Kalp Kırıklıkları, Cam Kırıklıklarına Benzemez
Acılar geçiyor diyorlar ya inanmayın acı geçmez, alışıyor sadece insan. Alışıyor o acıyla yaşamaya. Sonra birileri çıkıyor yine aynı yerden kanatıyor. Anlayamıyorsun bile, eski yara mı açıldı yenisi mi açıldı. Sadece kanıyor, yanıyorsun.
Sen kaçıyorsun belki ama birileri gözüne gözüne sokuyor daha çok kanasın diye. Hayatta en çok korktuğun şeydir belki onu gelinlikle ya da damatlıkla görmek, hatta onun senin takip etmesini bile o yüzden istemezsin. Ama gün gelir yaralarını emanet ettiğin sadece zevkine kanatmak için sokar gözüne. Niye o kanamıştır taaa fi tarihinde başkaları da kanasın diye. Sorsan vicdan abidesi, insanlık anıtı sahibi, işin gerçeği gerçek bir oyuncu. Kim daha çok şeytan karar bile veremiyorsun, düşün artık gerisini.
Bu diyorsun öyle acılar çekmiş ki halden anlar, dertten anlar, candan anlar. Acıyı tarif etmek istersen yaşadıklarını yazsan yeter, acının cuk oturmuş hali. Asla ama asla bir canı yakmaz bu, düşenin halinden ağaçtan düşen anlar misali. Bu, bırak düşürmeyi, sımsıkı tutar seni. Camdan anlayan, candan anlamıyor. Kalp kırıklıkları da cam kırıklarına benzemiyor.

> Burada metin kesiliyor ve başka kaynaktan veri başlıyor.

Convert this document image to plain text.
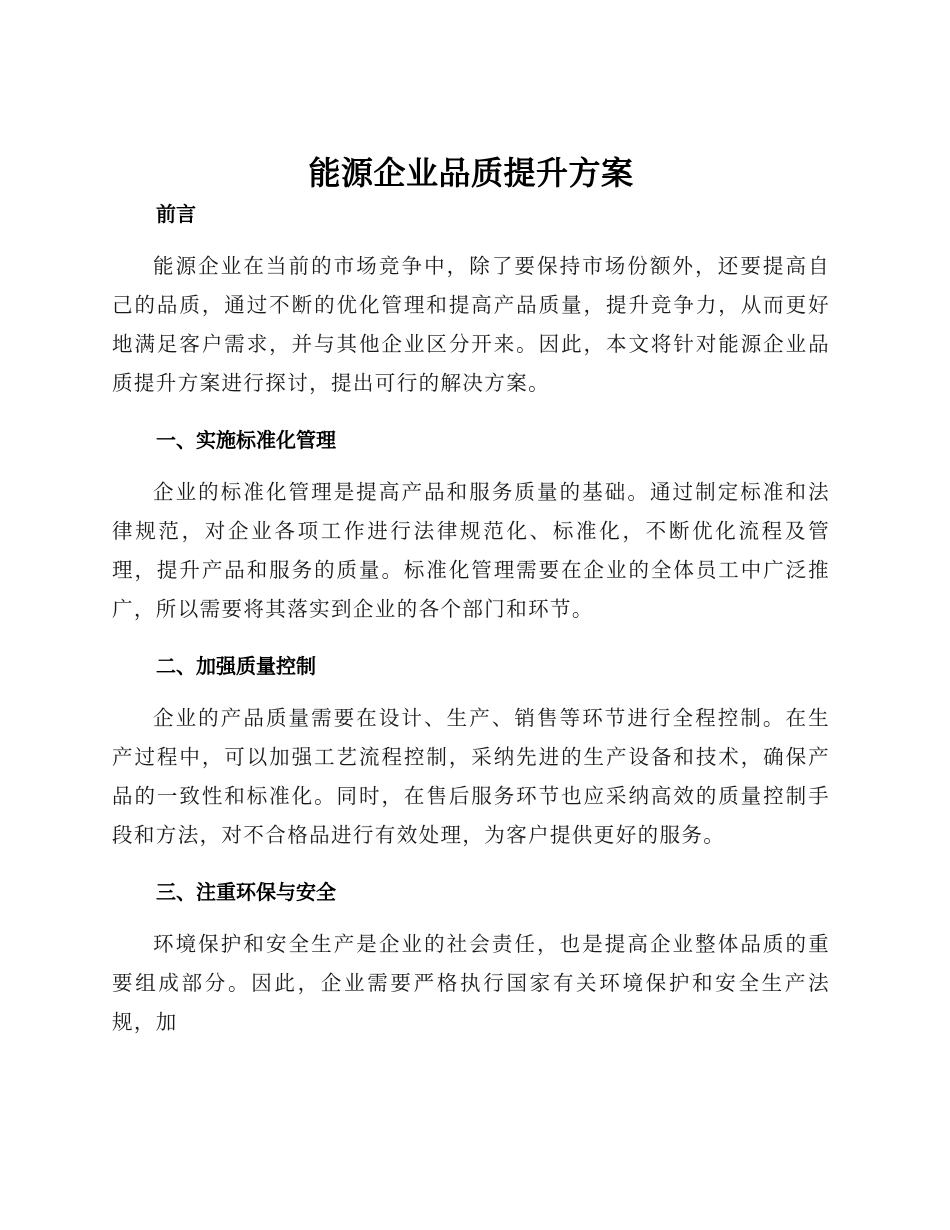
能源企业品质提升方案
前言

能源企业在当前的市场竞争中，除了要保持市场份额外，还要提高自己的品质，通过不断的优化管理和提高产品质量，提升竞争力，从而更好地满足客户需求，并与其他企业区分开来。因此，本文将针对能源企业品质提升方案进行探讨，提出可行的解决方案。

一、实施标准化管理

企业的标准化管理是提高产品和服务质量的基础。通过制定标准和法律规范，对企业各项工作进行法律规范化、标准化，不断优化流程及管理，提升产品和服务的质量。标准化管理需要在企业的全体员工中广泛推广，所以需要将其落实到企业的各个部门和环节。

二、加强质量控制

企业的产品质量需要在设计、生产、销售等环节进行全程控制。在生产过程中，可以加强工艺流程控制，采纳先进的生产设备和技术，确保产品的一致性和标准化。同时，在售后服务环节也应采纳高效的质量控制手段和方法，对不合格品进行有效处理，为客户提供更好的服务。

三、注重环保与安全

环境保护和安全生产是企业的社会责任，也是提高企业整体品质的重要组成部分。因此，企业需要严格执行国家有关环境保护和安全生产法规，加
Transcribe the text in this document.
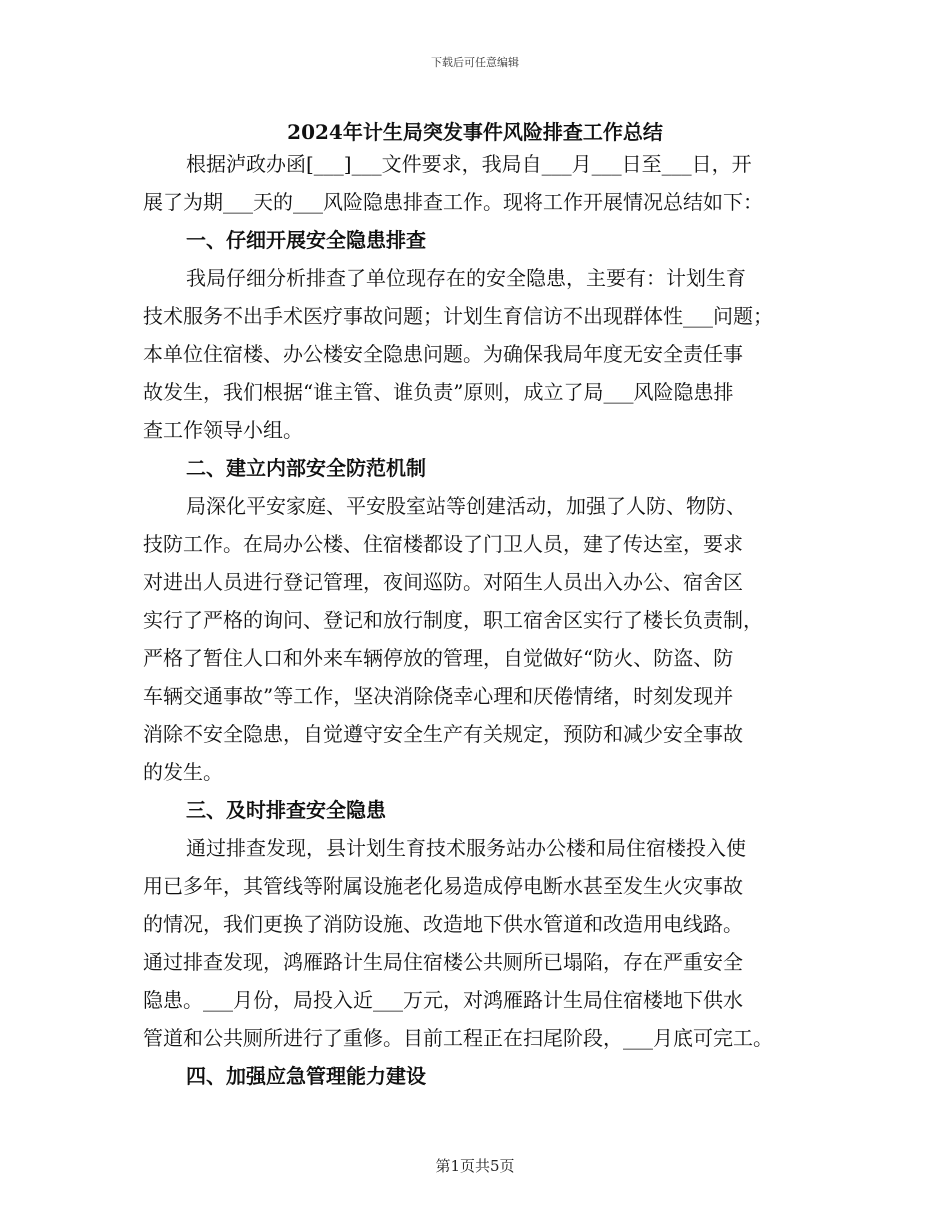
下载后可任意编辑
2024年计生局突发事件风险排查工作总结
根据泸政办函[___]___文件要求，我局自___月___日至___日，开
展了为期___天的___风险隐患排查工作。现将工作开展情况总结如下：
一、仔细开展安全隐患排查
我局仔细分析排查了单位现存在的安全隐患，主要有：计划生育
技术服务不出手术医疗事故问题；计划生育信访不出现群体性___问题；
本单位住宿楼、办公楼安全隐患问题。为确保我局年度无安全责任事
故发生，我们根据“谁主管、谁负责”原则，成立了局___风险隐患排
查工作领导小组。
二、建立内部安全防范机制
局深化平安家庭、平安股室站等创建活动，加强了人防、物防、
技防工作。在局办公楼、住宿楼都设了门卫人员，建了传达室，要求
对进出人员进行登记管理，夜间巡防。对陌生人员出入办公、宿舍区
实行了严格的询问、登记和放行制度，职工宿舍区实行了楼长负责制，
严格了暂住人口和外来车辆停放的管理，自觉做好“防火、防盗、防
车辆交通事故”等工作，坚决消除侥幸心理和厌倦情绪，时刻发现并
消除不安全隐患，自觉遵守安全生产有关规定，预防和减少安全事故
的发生。
三、及时排查安全隐患
通过排查发现，县计划生育技术服务站办公楼和局住宿楼投入使
用已多年，其管线等附属设施老化易造成停电断水甚至发生火灾事故
的情况，我们更换了消防设施、改造地下供水管道和改造用电线路。
通过排查发现，鸿雁路计生局住宿楼公共厕所已塌陷，存在严重安全
隐患。___月份，局投入近___万元，对鸿雁路计生局住宿楼地下供水
管道和公共厕所进行了重修。目前工程正在扫尾阶段，___月底可完工。
四、加强应急管理能力建设
第1页共5页
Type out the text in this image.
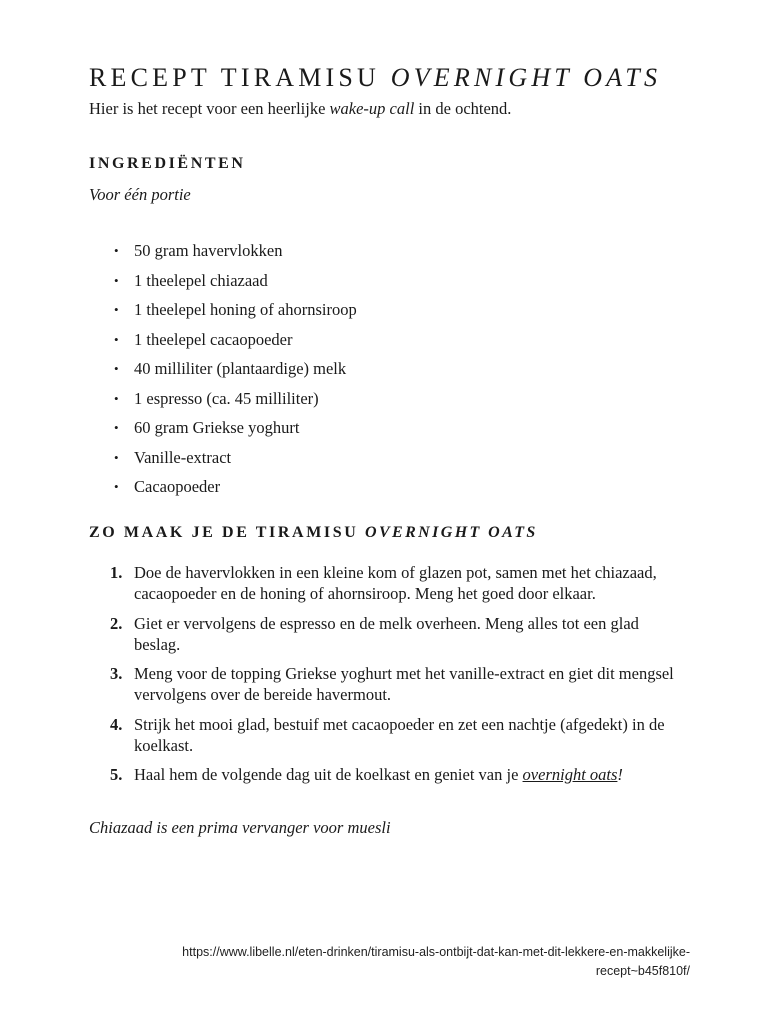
RECEPT TIRAMISU OVERNIGHT OATS

Hier is het recept voor een heerlijke wake-up call in de ochtend.

INGREDIËNTEN
Voor één portie
• 50 gram havervlokken
• 1 theelepel chiazaad
• 1 theelepel honing of ahornsiroop
• 1 theelepel cacaopoeder
• 40 milliliter (plantaardige) melk
• 1 espresso (ca. 45 milliliter)
• 60 gram Griekse yoghurt
• Vanille-extract
• Cacaopoeder
ZO MAAK JE DE TIRAMISU OVERNIGHT OATS
1. Doe de havervlokken in een kleine kom of glazen pot, samen met het chiazaad, cacaopoeder en de honing of ahornsiroop. Meng het goed door elkaar.
2. Giet er vervolgens de espresso en de melk overheen. Meng alles tot een glad beslag.
3. Meng voor de topping Griekse yoghurt met het vanille-extract en giet dit mengsel vervolgens over de bereide havermout.
4. Strijk het mooi glad, bestuif met cacaopoeder en zet een nachtje (afgedekt) in de koelkast.
5. Haal hem de volgende dag uit de koelkast en geniet van je overnight oats!
Chiazaad is een prima vervanger voor muesli
https://www.libelle.nl/eten-drinken/tiramisu-als-ontbijt-dat-kan-met-dit-lekkere-en-makkelijke-
recept~b45f810f/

O kadar kolay olmaz onca şeyden sonra birine tekrar güvenmek, güvenirsin yine bir VİCDANSIZA. Acılarını, anılarını, kalbini, canını emanet edersin ama nafile. O acılarıyla beraber öldürmüş vicdanını da.
Eski ben öldü deriz ya, siz siz olun iki şeyi öldürmeyin nefes aldığınız sürece. Kalbinizi ve vicdanınızı. Yoksa insan kalamazsınız asla.
Ve kaybedenler siz siz olun asla YARALARINIZI emanet etmeyin VİCDANI OLMAYANLARA.
Bu yazının şarkı tavsiyesi HAKAN ALTUN, SORMUYORUM.
Kim bilir belki moda gelinlikler, insanın kendisini başkasına beğendirmek için olmadık kalıplara girmesi, gelecek dönemin yazıları olabilir.